About 20 entertainment and software writers are investing an average of $10,000 for a chunk of Virtual Artists. Co-founded by Aaron Mendelsohn, a screenwriter who created “Air Bud,” Virtual Artists plans to fund projects as varied as shorts and feature-length movies. Its other investors include star television writer Tom Fontana of “Homicide” and “Oz”; “Hotel Rwanda” co-writer and director Terry George; “Chicken Run” screenplay author Karey Kirkpatrick; and John Logan, writer of “Sweeney Todd” and “The Aviator.” Susannah Grant, who wrote “Erin Brockovich,” and Warren Leight, who runs the TV show “Law & Order: Criminal Intent,” also have agreed to invest.

Later in the article Menn discusses the business plans of Hollywood Disrupted (“…a marketplace for the creative community as well as a launching pad for completed work”) and Founders Media Group, which plans to “form a series of companies with writers and other creators. Each venture would zero in on a particular niche audience on the Web.”

Liz Gannes at NewTeeVee.com covers Virtual Artists as well.

From Gannes’s piece:

Mendelsohn has his elevator pitch down cold: “We are a coalition of top film and television writers and top tech innovators who are dedicated to creating and delivering professionally made content directly to the end user, and who believe in the model of freedom and inclusiveness over the model of control that has been employed by the big media conglomerates for the past 100 years,” he told NewTeeVee this week.

The strike, Mendelsohn said, has been crucial to the project’s inspiration in more ways than one: “Otherwise we’re all just too damn busy rowing the boat.”

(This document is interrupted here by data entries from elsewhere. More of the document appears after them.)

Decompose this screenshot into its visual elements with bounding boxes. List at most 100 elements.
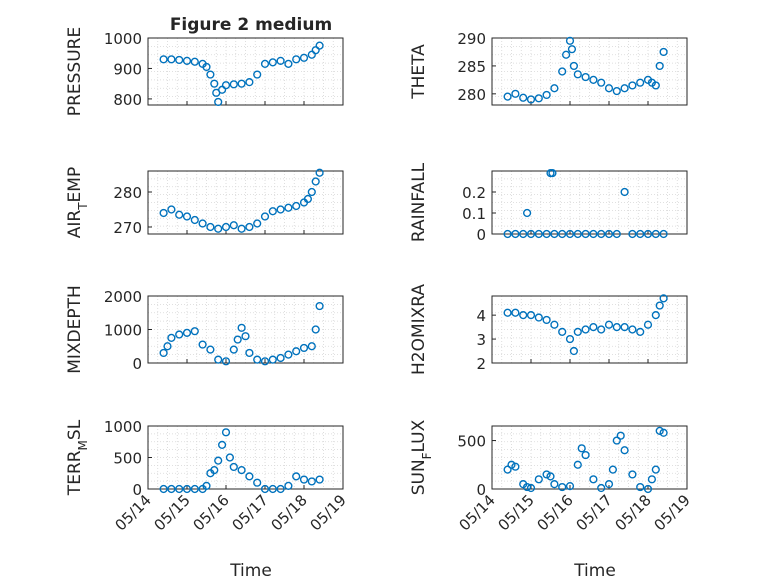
data-point bbox=[221, 357, 231, 366]
data-point bbox=[268, 58, 277, 67]
data-point bbox=[659, 229, 668, 239]
data-point bbox=[182, 484, 192, 494]
data-point bbox=[311, 46, 320, 55]
data-point bbox=[190, 57, 199, 66]
data-point bbox=[589, 475, 598, 484]
data-point bbox=[526, 95, 536, 104]
data-point bbox=[550, 320, 559, 329]
data-point bbox=[628, 470, 637, 479]
data-point bbox=[597, 325, 606, 334]
data-point bbox=[233, 335, 242, 344]
data-point bbox=[315, 475, 324, 484]
y-tick-label: 1000 bbox=[104, 30, 142, 48]
data-point bbox=[573, 70, 582, 79]
data-point bbox=[628, 325, 637, 334]
data-point bbox=[315, 301, 324, 311]
x-tick-label: 05/19 bbox=[651, 491, 694, 534]
data-point bbox=[237, 224, 246, 233]
data-point bbox=[253, 478, 262, 487]
data-point bbox=[225, 453, 235, 462]
data-point bbox=[237, 323, 246, 332]
data-point bbox=[558, 482, 567, 492]
data-point bbox=[221, 428, 231, 437]
panel-air-temp: 270 280 AIRTEMP bbox=[65, 167, 344, 238]
data-point bbox=[581, 229, 590, 239]
y-tick-label: 500 bbox=[113, 450, 142, 468]
data-point bbox=[210, 466, 219, 475]
data-point bbox=[522, 482, 532, 492]
data-point bbox=[163, 342, 172, 351]
data-point bbox=[292, 55, 301, 64]
data-point bbox=[315, 168, 324, 177]
x-axis-label-left: Time bbox=[229, 561, 272, 581]
data-point bbox=[268, 484, 277, 494]
data-point bbox=[581, 72, 590, 82]
panel-h2omixra: 2 3 4 H2OMIXRA bbox=[409, 284, 688, 375]
data-point bbox=[284, 59, 293, 68]
data-point bbox=[636, 229, 645, 239]
y-axis-label: MIXDEPTH bbox=[65, 285, 85, 374]
data-point bbox=[620, 323, 629, 332]
data-point bbox=[573, 229, 582, 239]
data-point bbox=[597, 483, 606, 493]
data-point bbox=[542, 90, 551, 100]
data-point bbox=[202, 62, 211, 72]
data-point bbox=[229, 345, 238, 354]
data-point bbox=[659, 294, 668, 303]
data-point bbox=[503, 308, 512, 317]
data-point bbox=[167, 333, 176, 342]
data-point bbox=[561, 50, 571, 59]
y-tick-label: 2000 bbox=[104, 288, 142, 306]
data-point bbox=[647, 475, 657, 484]
data-point bbox=[229, 462, 238, 472]
data-point bbox=[604, 480, 614, 489]
axes-box bbox=[491, 425, 688, 490]
data-point bbox=[229, 80, 238, 89]
y-tick-label: 500 bbox=[457, 433, 486, 451]
data-point bbox=[534, 475, 543, 484]
data-point bbox=[303, 194, 313, 204]
data-point bbox=[182, 56, 192, 65]
data-point bbox=[503, 92, 512, 101]
data-point bbox=[292, 347, 301, 356]
x-tick-label: 05/17 bbox=[573, 491, 616, 534]
data-point bbox=[597, 229, 606, 239]
data-point bbox=[581, 325, 590, 334]
data-point bbox=[507, 460, 516, 469]
data-point bbox=[237, 79, 246, 88]
x-tick-label: 05/16 bbox=[190, 491, 233, 534]
data-point bbox=[237, 466, 246, 475]
data-point bbox=[519, 93, 528, 102]
data-point bbox=[550, 229, 559, 239]
y-axis-label: SUNFLUX bbox=[409, 419, 434, 495]
data-point bbox=[519, 229, 528, 239]
data-point bbox=[655, 61, 664, 71]
data-point bbox=[526, 483, 536, 493]
data-point bbox=[241, 332, 250, 341]
data-point bbox=[534, 94, 543, 103]
y-axis-label: H2OMIXRA bbox=[409, 284, 429, 375]
data-point bbox=[522, 208, 532, 218]
data-point bbox=[565, 481, 575, 491]
data-point bbox=[655, 301, 664, 310]
data-point bbox=[315, 41, 324, 50]
data-point bbox=[307, 187, 316, 197]
data-point bbox=[229, 221, 238, 230]
panel-terr-msl: 0500100005/1405/1505/1605/1705/1805/19TE… bbox=[65, 418, 350, 534]
data-point bbox=[221, 222, 231, 232]
panel-theta: 280 285 290 THETA bbox=[409, 30, 688, 106]
data-point bbox=[503, 229, 512, 239]
data-point bbox=[565, 229, 575, 239]
data-point bbox=[299, 475, 309, 484]
y-axis-label: THETA bbox=[409, 44, 429, 100]
data-point bbox=[526, 229, 536, 239]
panel-pressure: 800 900 1000 PRESSURE bbox=[65, 27, 344, 116]
data-point bbox=[534, 229, 543, 239]
data-point bbox=[214, 355, 223, 364]
data-point bbox=[167, 484, 176, 494]
data-point bbox=[511, 229, 520, 239]
x-tick-label: 05/15 bbox=[495, 491, 538, 534]
data-point bbox=[573, 327, 582, 336]
data-point bbox=[214, 224, 223, 233]
data-point bbox=[268, 207, 277, 216]
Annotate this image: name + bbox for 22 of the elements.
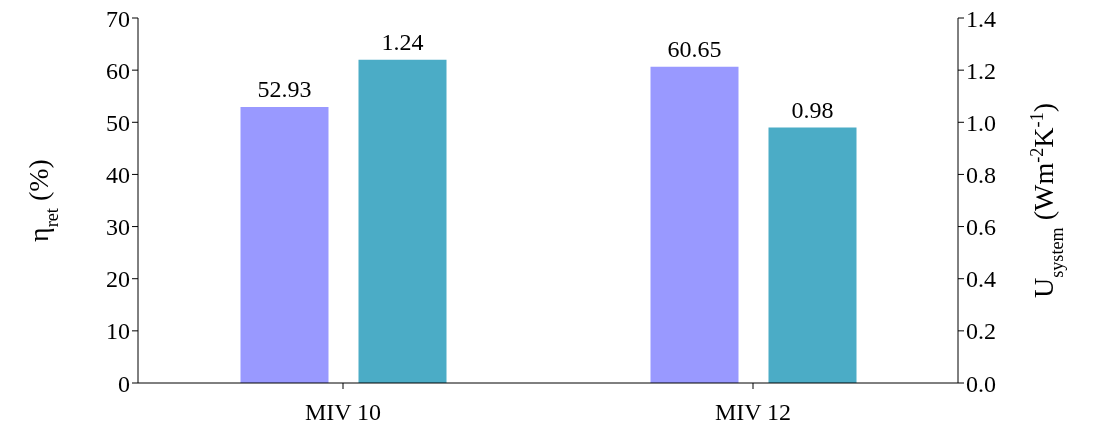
y-tick-label: 0	[118, 370, 130, 397]
y-tick-label: 30	[106, 214, 130, 241]
data-label: 60.65	[667, 35, 722, 62]
data-label: 1.24	[381, 28, 424, 55]
y2-tick-label: 0.2	[966, 318, 996, 345]
y-tick-label: 50	[106, 109, 130, 136]
y2-tick-label: 1.2	[966, 57, 996, 84]
y2-tick-label: 0.4	[966, 266, 996, 293]
y2-tick-label: 0.8	[966, 161, 996, 188]
y-tick-label: 10	[106, 318, 130, 345]
y2-tick-label: 1.4	[966, 5, 996, 32]
y-tick-label: 40	[106, 161, 130, 188]
y-tick-label: 60	[106, 57, 130, 84]
y2-tick-label: 0.6	[966, 214, 996, 241]
y-tick-label: 20	[106, 266, 130, 293]
y-tick-label: 70	[106, 5, 130, 32]
x-tick-label: MIV 12	[714, 399, 792, 426]
y2-tick-label: 0.0	[966, 370, 996, 397]
x-tick-label: MIV 10	[304, 399, 382, 426]
data-label: 0.98	[791, 96, 834, 123]
data-label: 52.93	[257, 76, 312, 103]
y2-tick-label: 1.0	[966, 109, 996, 136]
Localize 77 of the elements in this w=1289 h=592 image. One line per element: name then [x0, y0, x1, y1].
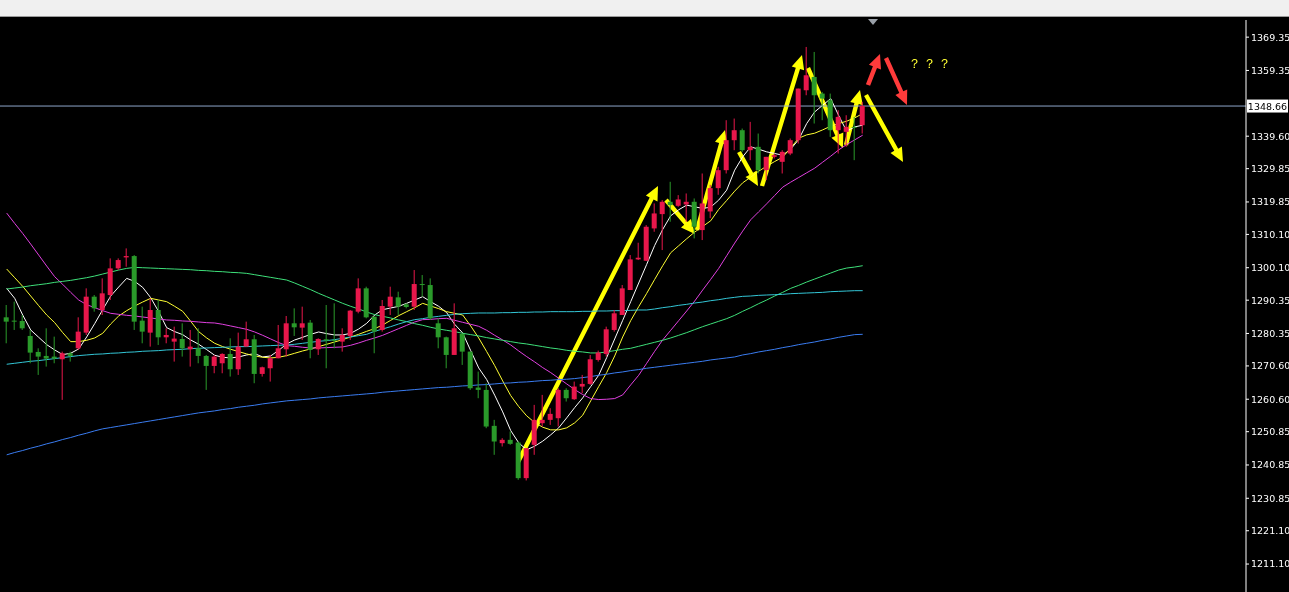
candlestick — [371, 316, 377, 354]
candlestick — [299, 306, 305, 341]
candlestick — [803, 46, 809, 96]
candlestick — [659, 199, 665, 251]
candlestick — [579, 374, 585, 394]
candlestick — [331, 302, 337, 349]
y-tick-label: 1290.35 — [1251, 294, 1289, 306]
candlestick — [219, 352, 225, 374]
candlestick — [243, 321, 249, 348]
candlestick — [819, 91, 825, 121]
ref-line-label: 1348.66 — [1247, 100, 1288, 112]
candlestick — [211, 354, 217, 374]
candlestick — [339, 327, 345, 353]
candlestick — [355, 277, 361, 314]
candlestick — [651, 202, 657, 233]
candlestick — [731, 118, 737, 151]
candlestick — [59, 351, 65, 401]
candlestick — [835, 109, 841, 155]
candlestick — [267, 354, 273, 383]
line-series — [6, 265, 864, 354]
candlestick — [387, 286, 393, 316]
y-tick-label: 1230.85 — [1251, 492, 1289, 504]
candlestick — [43, 327, 49, 368]
y-tick-label: 1250.85 — [1251, 426, 1289, 438]
y-tick-label: 1319.85 — [1251, 196, 1289, 208]
y-tick-label: 1270.60 — [1251, 360, 1289, 372]
candlestick — [179, 322, 185, 358]
candlestick — [411, 269, 417, 311]
candlestick — [491, 419, 497, 456]
y-tick-label: 1369.35 — [1251, 31, 1289, 43]
y-tick-label: 1260.60 — [1251, 393, 1289, 405]
candlestick — [859, 101, 865, 135]
y-tick-label: 1280.35 — [1251, 327, 1289, 339]
y-tick-label: 1300.10 — [1251, 262, 1289, 274]
y-tick-label: 1359.35 — [1251, 64, 1289, 76]
candlestick — [611, 309, 617, 333]
candlestick — [27, 329, 33, 364]
candlestick — [275, 324, 281, 359]
candlestick — [419, 274, 425, 298]
candlestick — [99, 277, 105, 316]
candlestick — [227, 337, 233, 378]
candlestick — [171, 326, 177, 363]
line-series — [6, 134, 864, 401]
y-tick-label: 1329.85 — [1251, 163, 1289, 175]
candlestick — [235, 332, 241, 376]
candlestick — [139, 306, 145, 344]
candlestick — [435, 317, 441, 349]
y-tick-label: 1310.10 — [1251, 228, 1289, 240]
candlestick — [715, 166, 721, 196]
candlestick — [3, 304, 9, 344]
candlestick — [443, 336, 449, 369]
candlestick — [395, 291, 401, 316]
candlestick — [707, 184, 713, 219]
candlestick — [851, 116, 857, 161]
candlestick — [571, 381, 577, 401]
line-series — [6, 333, 864, 456]
candlestick — [459, 332, 465, 366]
candlestick — [51, 336, 57, 364]
candlestick — [147, 297, 153, 348]
candlestick — [843, 114, 849, 148]
candlestick — [379, 299, 385, 333]
candlestick — [35, 347, 41, 376]
y-tick-label: 1339.60 — [1251, 130, 1289, 142]
candlestick — [739, 128, 745, 153]
candlestick — [755, 133, 761, 174]
y-tick-label: 1211.10 — [1251, 558, 1289, 570]
candlestick — [195, 327, 201, 364]
candlestick — [779, 149, 785, 174]
candlestick — [11, 301, 17, 331]
candlestick — [811, 51, 817, 125]
text: ？？？ — [908, 56, 953, 71]
candlestick — [203, 354, 209, 391]
candlestick — [75, 316, 81, 351]
y-tick-label: 1221.10 — [1251, 525, 1289, 537]
candlestick — [323, 304, 329, 369]
candlestick — [291, 307, 297, 337]
y-tick-label: 1240.85 — [1251, 459, 1289, 471]
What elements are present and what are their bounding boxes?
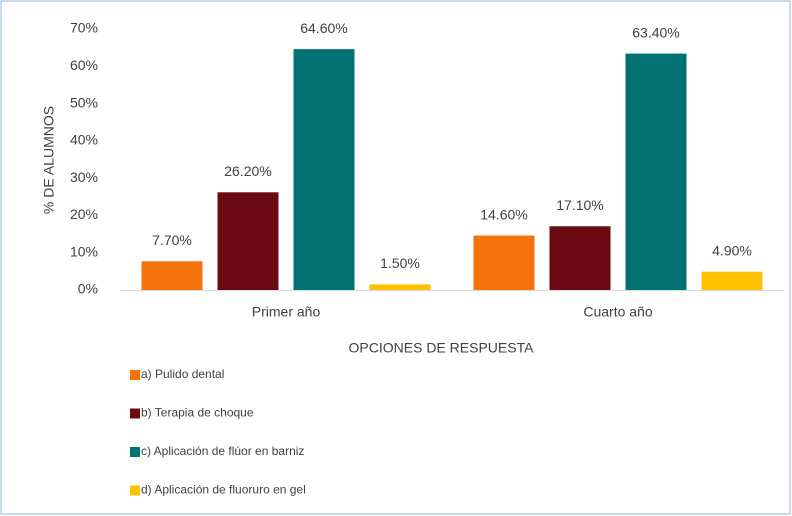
bar: [701, 271, 763, 290]
y-tick-label: 60%: [70, 57, 98, 73]
bar: [141, 261, 203, 290]
value-label: 14.60%: [480, 206, 527, 222]
value-label: 63.40%: [632, 24, 679, 40]
y-axis-title: % DE ALUMNOS: [41, 106, 57, 214]
bar: [473, 235, 535, 290]
legend-label: b) Terapia de choque: [141, 406, 254, 420]
bar: [293, 49, 355, 291]
y-tick-label: 40%: [70, 132, 98, 148]
legend-swatch: [130, 408, 140, 419]
bar: [217, 192, 279, 290]
x-axis-title: OPCIONES DE RESPUESTA: [349, 340, 535, 356]
legend-label: d) Aplicación de fluoruro en gel: [141, 483, 306, 497]
value-label: 1.50%: [380, 255, 420, 271]
legend-label: c) Aplicación de flúor en barniz: [141, 444, 304, 458]
value-label: 64.60%: [300, 20, 347, 36]
legend-swatch: [130, 485, 140, 496]
value-label: 17.10%: [556, 197, 603, 213]
y-tick-label: 0%: [78, 281, 98, 297]
bar: [549, 226, 611, 290]
y-tick-label: 10%: [70, 243, 98, 259]
value-label: 26.20%: [224, 163, 271, 179]
value-label: 4.90%: [712, 242, 752, 258]
x-tick-label: Primer año: [252, 304, 321, 320]
y-tick-label: 30%: [70, 169, 98, 185]
legend-swatch: [130, 447, 140, 457]
y-tick-label: 70%: [70, 20, 98, 36]
legend-swatch: [130, 370, 140, 380]
y-tick-label: 20%: [70, 206, 98, 222]
y-tick-label: 50%: [70, 94, 98, 110]
value-label: 7.70%: [152, 232, 192, 248]
x-tick-label: Cuarto año: [583, 304, 652, 320]
legend-label: a) Pulido dental: [141, 367, 224, 381]
bar: [369, 284, 431, 290]
bar: [625, 53, 687, 291]
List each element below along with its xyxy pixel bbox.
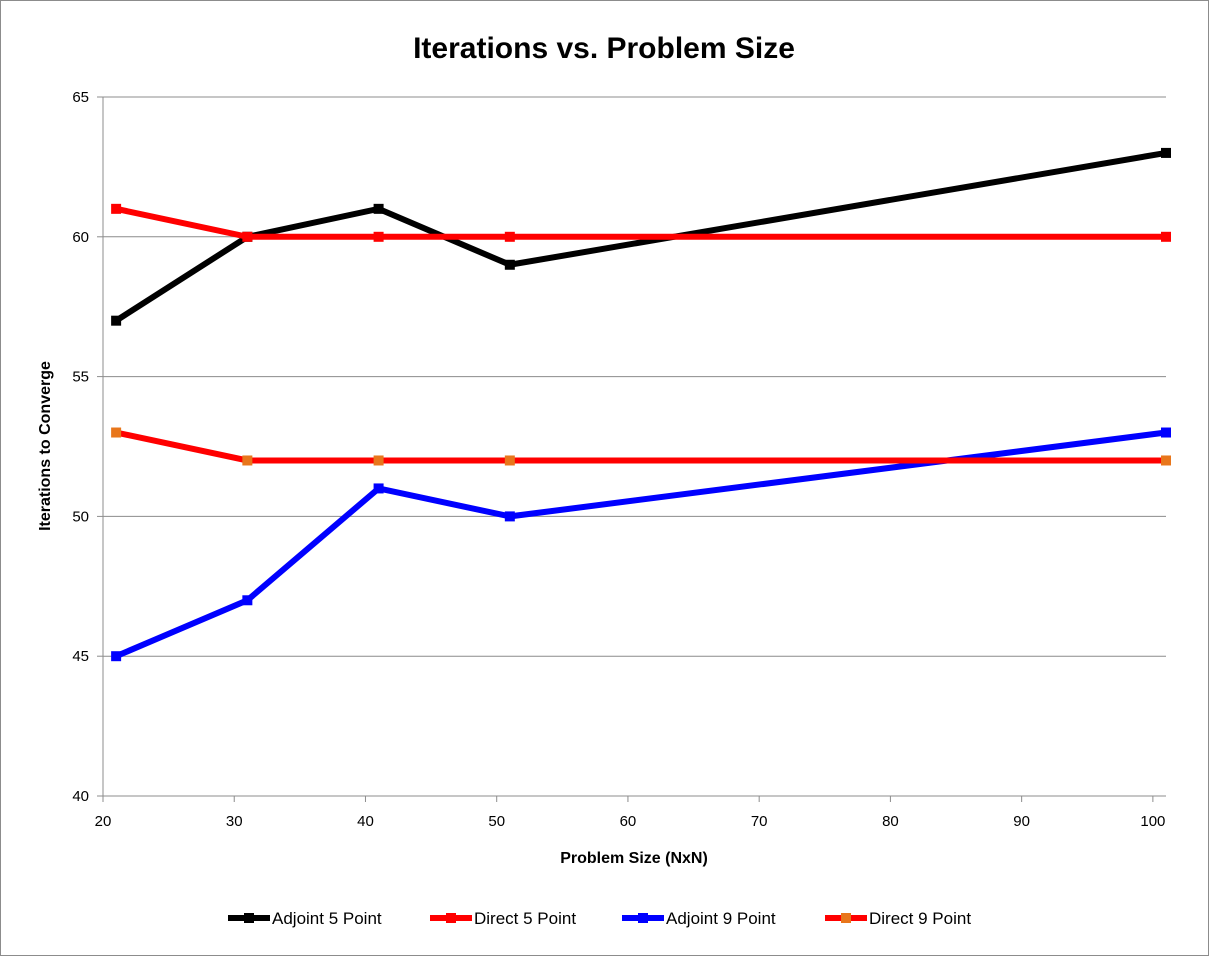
data-point-direct-9-point: [111, 427, 122, 438]
x-tick-label: 20: [95, 813, 112, 830]
legend-label: Adjoint 5 Point: [272, 909, 382, 928]
legend-label: Direct 5 Point: [474, 909, 576, 928]
data-point-adjoint-9-point: [111, 651, 122, 662]
gridlines: [103, 96, 1166, 657]
y-tick-labels: 40 45 50 55 60 65: [72, 89, 89, 805]
legend: Adjoint 5 Point Direct 5 Point Adjoint 9 P…: [228, 909, 971, 928]
legend-label: Direct 9 Point: [869, 909, 971, 928]
series-adjoint-9-point: [111, 427, 1171, 662]
y-tick-label: 50: [72, 508, 89, 525]
data-point-direct-5-point: [242, 231, 253, 242]
data-point-direct-5-point: [1161, 231, 1171, 242]
legend-swatch-marker: [638, 913, 648, 923]
data-point-adjoint-9-point: [1161, 427, 1171, 438]
x-tick-label: 80: [882, 813, 899, 830]
x-tick-label: 90: [1013, 813, 1030, 830]
y-tick-label: 45: [72, 648, 89, 665]
legend-item-adjoint-5-point: Adjoint 5 Point: [228, 909, 382, 928]
data-point-direct-5-point: [373, 231, 384, 242]
series-direct-5-point: [111, 203, 1171, 242]
y-axis-title: Iterations to Converge: [37, 361, 54, 531]
data-point-adjoint-5-point: [373, 203, 384, 214]
x-tick-label: 40: [357, 813, 374, 830]
series-direct-9-point: [111, 427, 1171, 466]
data-point-adjoint-9-point: [504, 511, 515, 522]
legend-swatch-marker: [841, 913, 851, 923]
y-tick-label: 65: [72, 89, 89, 106]
y-tick-label: 55: [72, 369, 89, 386]
data-point-direct-5-point: [111, 203, 122, 214]
data-point-adjoint-5-point: [1161, 147, 1171, 158]
x-axis-title: Problem Size (NxN): [560, 850, 708, 867]
data-point-direct-9-point: [373, 455, 384, 466]
chart-title: Iterations vs. Problem Size: [413, 32, 795, 65]
series-line-adjoint-9-point: [114, 429, 1167, 659]
data-point-direct-9-point: [504, 455, 515, 466]
data-point-direct-9-point: [1161, 455, 1171, 466]
data-point-adjoint-9-point: [373, 483, 384, 494]
series-group: [111, 147, 1171, 662]
legend-swatch-marker: [244, 913, 254, 923]
series-line-direct-9-point: [115, 429, 1166, 464]
data-point-direct-5-point: [504, 231, 515, 242]
data-point-adjoint-5-point: [111, 315, 122, 326]
data-point-adjoint-5-point: [504, 259, 515, 270]
y-tick-label: 60: [72, 229, 89, 246]
legend-label: Adjoint 9 Point: [666, 909, 776, 928]
data-point-adjoint-9-point: [242, 595, 253, 606]
y-tick-label: 40: [72, 788, 89, 805]
axes: [97, 96, 1166, 802]
x-tick-label: 100: [1140, 813, 1165, 830]
legend-swatch-marker: [446, 913, 456, 923]
x-tick-label: 70: [751, 813, 768, 830]
x-tick-label: 50: [488, 813, 505, 830]
x-tick-labels: 20 30 40 50 60 70 80 90 100: [95, 813, 1166, 830]
legend-item-adjoint-9-point: Adjoint 9 Point: [622, 909, 776, 928]
legend-item-direct-5-point: Direct 5 Point: [430, 909, 576, 928]
x-tick-label: 30: [226, 813, 243, 830]
legend-item-direct-9-point: Direct 9 Point: [825, 909, 971, 928]
x-tick-label: 60: [620, 813, 637, 830]
data-point-direct-9-point: [242, 455, 253, 466]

Virtual Artists will offer professional writers deals to develop and produce films, TV shows and shorts for a reduced fee but a larger ownership stake. It will also look to acquire content. Mendelsohn said he was primarily targeting the 12,000 members of the WGA, “But if there’s a great movie that’s created by some kid in Iowa or Beirut who has a real gift for storytelling, we’re definitely going to be looking for the gems out there.”